Ich hatte mehrere Jahre lang in New York gelebt, als ich, auf dem Weg zu einer Hochzeitsfeier tief im Staate New York, im Geburtsort meines Vaters haltmachte. Wir waren, seitdem meine Großmutter bei uns eingezogen war, nicht mehr dort gewesen, und ich orientierte mich mit einer geradezu gruseligen Ortskenntnis. Ich fand die alte Wohnung meines Vaters, aber das Schuhgeschäft seines Freundes war jetzt eine Billardhalle. Als ich ihn anrief, um ihm das zu berichten, sagte mein Vater: «Was für ein Schuhgeschäft? Wovon sprichst du überhaupt?»

«Wo dein Freund gearbeitet hat», sagte ich. «Du weißt doch, der Typ, dem du das Auge ausgeschossen hast.»

«Frank?», sagte er. «Ich habe dem nie ein Auge ausgeschossen. Der Mann war seit seiner Geburt so.»

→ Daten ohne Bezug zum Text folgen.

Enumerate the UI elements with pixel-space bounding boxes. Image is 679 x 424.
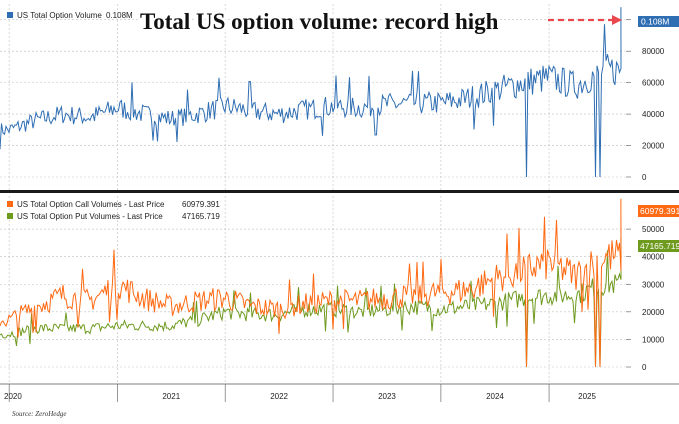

Inzwischen besucht mein Vater mich in New York. Wir spazieren über den Washington Square, wo er «Kuck mal, was der für eine hässliche Fresse hat!», schreit und auf den dreihundert Pfund schweren Angehörigen einer Motorrad-Bande zeigt, dessen Hals von tätowierten grinsenden Totenschädeln geschmückt wird wie von einem Kropfband. Im Central Park fotografiert ein junger Mann seine Freundin, und mein Vater stürmt los, um sich ins Bild zu werfen. «Alles klar, Süße», sagt er und legt den Arm um das verschreckte Opfer, «jetzt machen wir’s uns ein bisschen nett.» Ich ducke mich, wenn er in Feinkostläden marschiert und den Geschäftsführer zu sprechen verlangt. «Zu Hause kriege ich haargenau diese Honigmelone für weniger als die Hälfte», sagt er. Die Geschäftsführer raten ihm unweigerlich, nach Hause zu fahren und dort Honigmelonen zu kaufen. In schicken Restaurants schreit er die Kellner an und weigert sich zu warten, bis ein Tisch frei wird. «Ich habe einen Freund», sage ich ihm, «der den rechten Arm verloren hat, weil er mit den Fingern nach einem Ober geschnipst hat.»

«Ach, ihr Kinder», sagt er. «Ihr habt doch alle keinen Teelöffel voll Grips. Ich weiß nicht, woher ihr das habt, aber früher oder später wird es euch umbringen.»